Life insurance operates on actuarial basis that considers the probability of death occurring at certain ages or age groups. Put in a layman’s language, we all expect older people to die before younger ones. The   same concept applies to life insurance. The older someone is, the higher is the probability of his death.  Apart from age, the  state  of  health, occupation,  habits, and  pastimes of an individual  can  have significant  effects on  his/her  likelihood of dying  early.   All these put together form the mortality aspect of an insurance company’s life insurance premium.

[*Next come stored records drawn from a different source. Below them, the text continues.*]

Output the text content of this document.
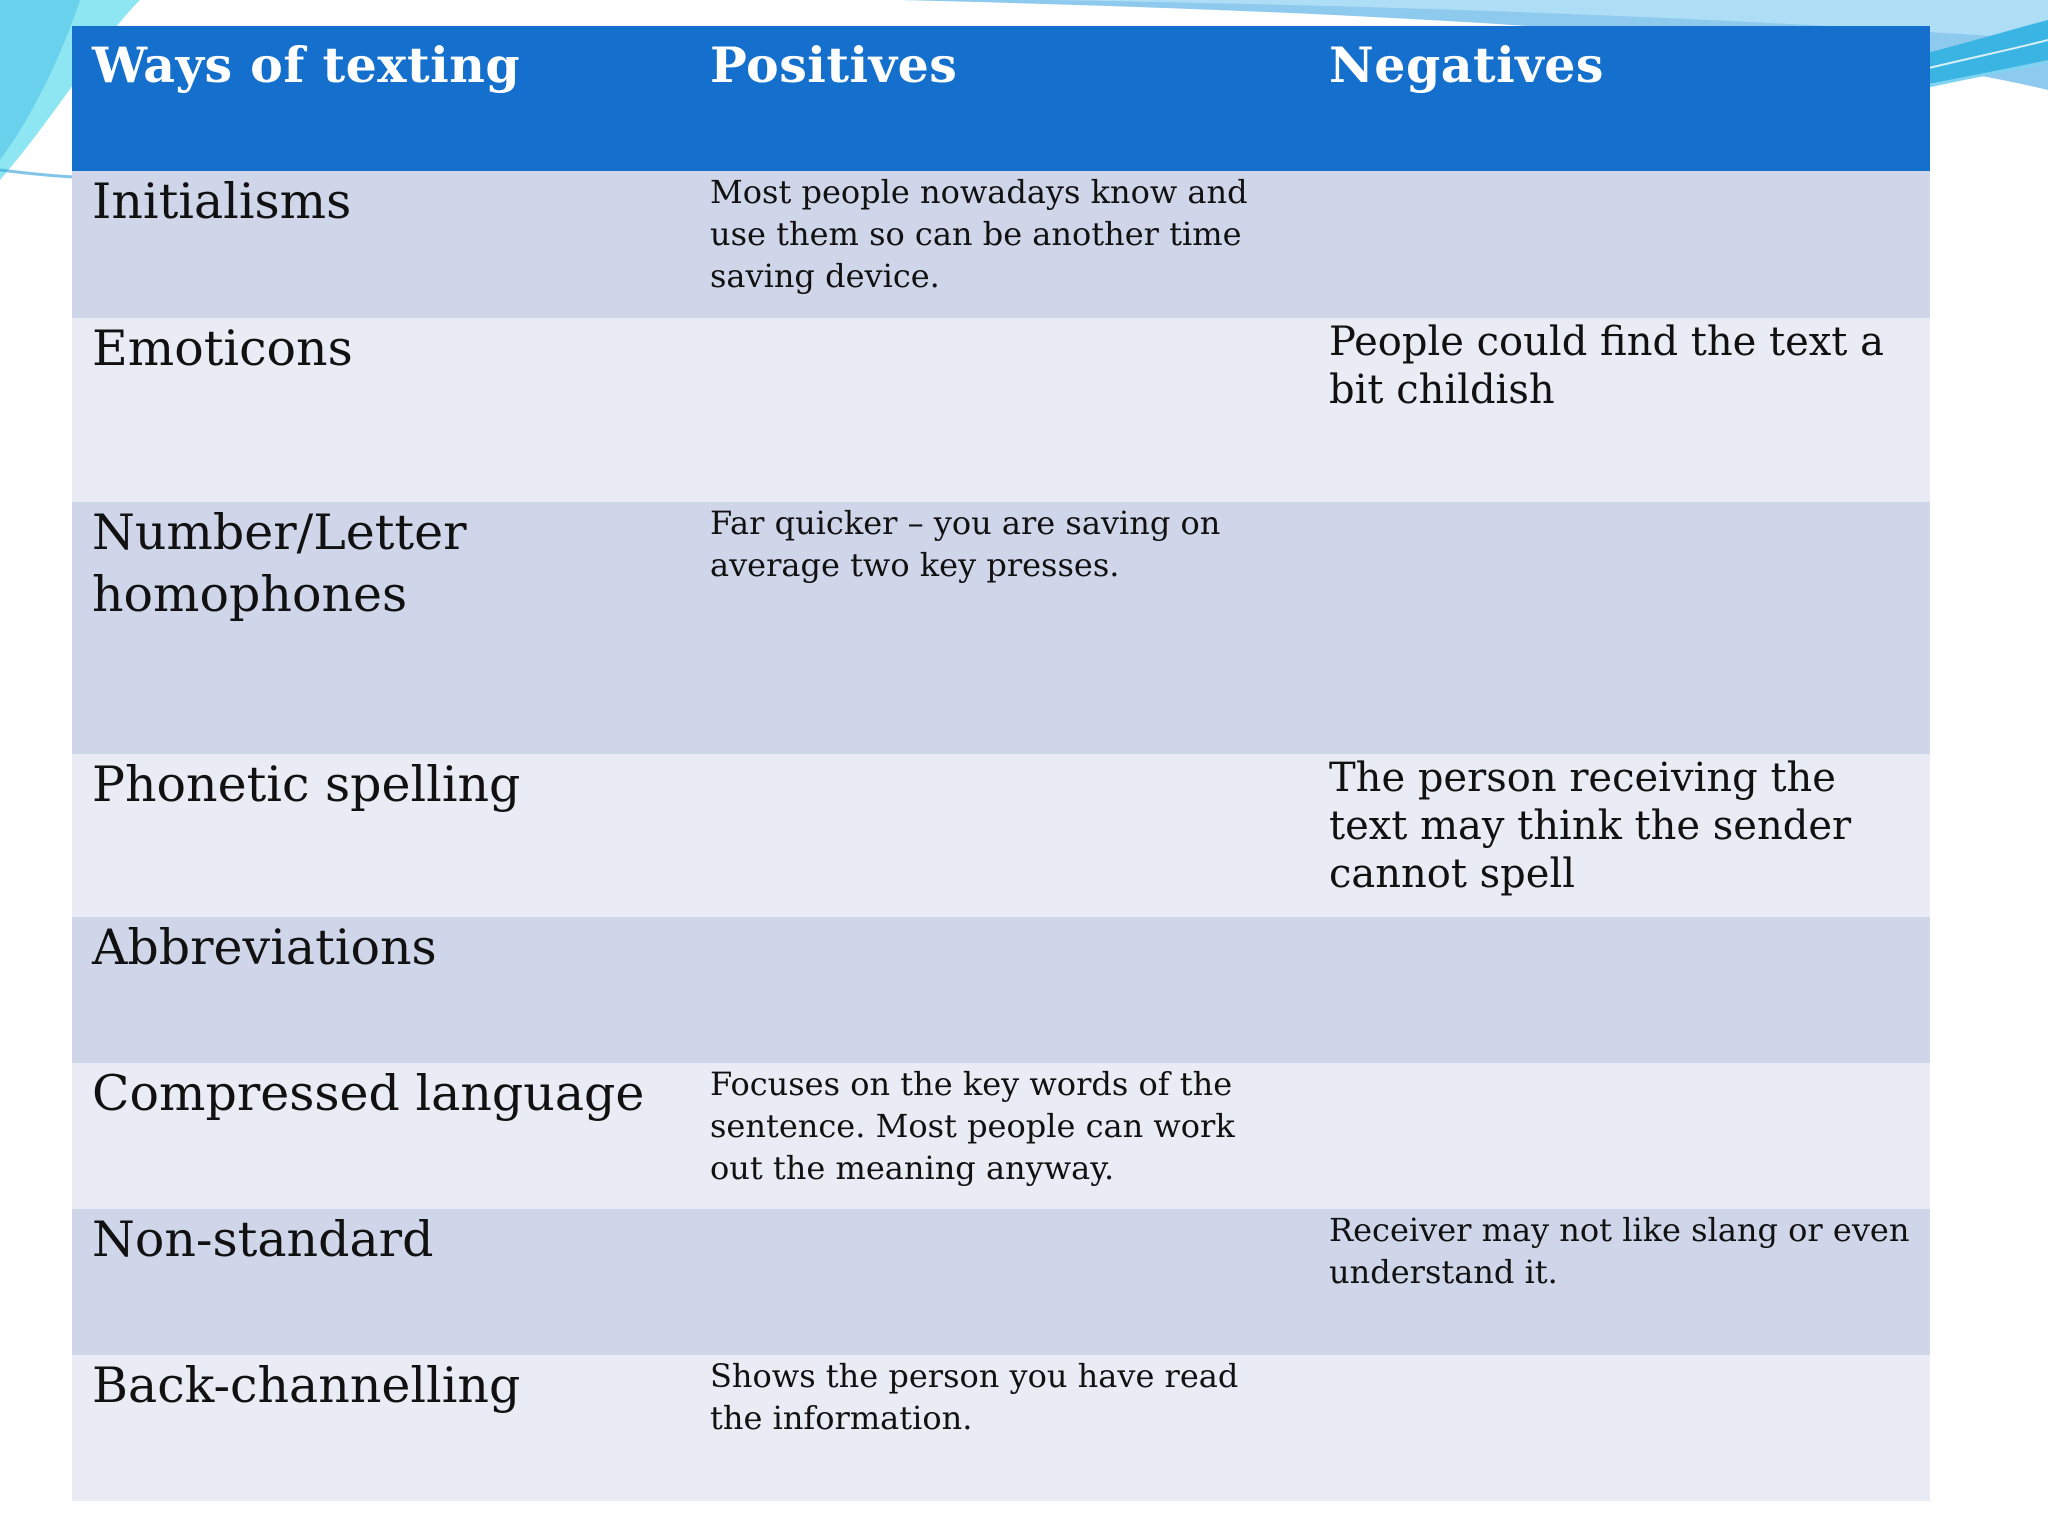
Ways of texting	Positives	Negatives
Initialisms	Most people nowadays know and use them so can be another time saving device.	
Emoticons		People could find the text a bit childish
Number/Letter homophones	Far quicker – you are saving on average two key presses.	
Phonetic spelling		The person receiving the text may think the sender cannot spell
Abbreviations		
Compressed language	Focuses on the key words of the sentence. Most people can work out the meaning anyway.	
Non-standard		Receiver may not like slang or even understand it.
Back-channelling	Shows the person you have read the information.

In order to make things easier, insurance companies make use of mortality tables constructed by actuaries. These mortality tables show, for each age, what the probability is that a person of that age would die before his or her next birthday. So, using this table, an insurance company can determine the probability of someone surviving any particular year of age, and the remaining life expectancy for people at different ages.  The  premium derived  from  using  the mortality table  is known  as the “natural  premium”  and  it  is the first and major part  of  the entire premium that  a  policyholder pays.

At its early stages, life insurance was actually operated in form of mutual societies that run on guilds basis. A bookseller called John Hartley started one of those societies in London in 1705 in which he restricted membership to only those within the ages of 12 and 45. Under Hartley’s scheme, members paid the same premium irrespective of age and, at the end of the year, fund was shared by dependants of members who died during the year. Two years after the commencement of the scheme, the society introduced a fixed benefit of £125 for each member.

In one of my presentations, a gentleman had signified his intention to speak and I asked him to go ahead. While making his contribution, he erroneously addressed me as an “Undertaker.” Of course, I had to correct him that we are “Underwriters,” not “Undertakers.” But the man might not be totally wrong when one traces the history of mortality tables further.

A guy called James Dodson, a Mathematics teacher, was refused entry into John Hartley’s scheme because he was 46 – a year older than the maximum entry age. For that reason, James Dodson, being a mathematician, headed for the graveyards to compile a mortality table. His table showed number of deaths at each age between 1756 and 1759 and this actually became the first scientifically constructed mortality table ever. Dodson’s table made it possible for each member to pay a fixed amount of premium till date of death when the sum assured became payable to dependants. It also marked the commencement of what is today known as “level premium” for life insurance policies.

  1. Expenses

The premium rate also includes a figure for the expenses that an insurance company incurs in writing your policy. These expenses will include the commission paid to the agent who sells the policy to you, the cost of printing your policy document, and other overhead expenses of the insurance company. But don’t worry. Because there are thousands or millions of other people buying the same insurance product from the company, the cost is thinly spread so the impact is not that much on the total premium you pay as an individual. That’s why you don’t usually notice this aspect in your premium computation. But it is actually there. This further confirms the basic concept of “Law of Large Numbers” in life insurance.

  1. Investment

Call it “Savings element,” “Investment element,” or “Profit element;” you will be right. The premium charged by your life office includes a percentage for investment. This portion of the premium is invested by the company and it is  from  it  that  bonuses, cash  values,  policy loans  etc  are paid  to  policyholders  who buy  permanent life  policies.  Of course, this statement presupposes that investment element is ONLY included in the premiums for policies that are of permanent nature (e.g. endowment and whole life).  That is quite true but not totally accurate. Irrespective of the type of policy issued, an insurance company will expect to make some profit as a business enterprise. For this reason, the investment aspect of a life assurance premium includes an allowance for the moderate profit of a life office. It is just the same way any manufacturer would include a profit margin in the cost of his product.

  1. Contingency

What if some of the assumptions of a life office fail? What if, instead of the assumption that 20 policyholders would die in a year, the company ends up with 200 deaths? What if something drastic happens in the economy that has a negative effect on the company’s investment? What if it initially made wrong projections on the expected number of would-be buyers of its product? What if the company’s cost of doing business doubles unexpectedly? What if….? We can continue to list possible occurrences that could make nonsense of a life office’s computations.

In the light of all these possible unforeseen circumstances, the life office usually includes a percentage in its premium that is solely reserved for contingencies. Like the expense element, the contingency allowance is not weighty on each individual policyholder because of the large pool of people that are covered by the life office. That, again, is why we say in life insurance that “the larger the pool, the cheaper the premium.”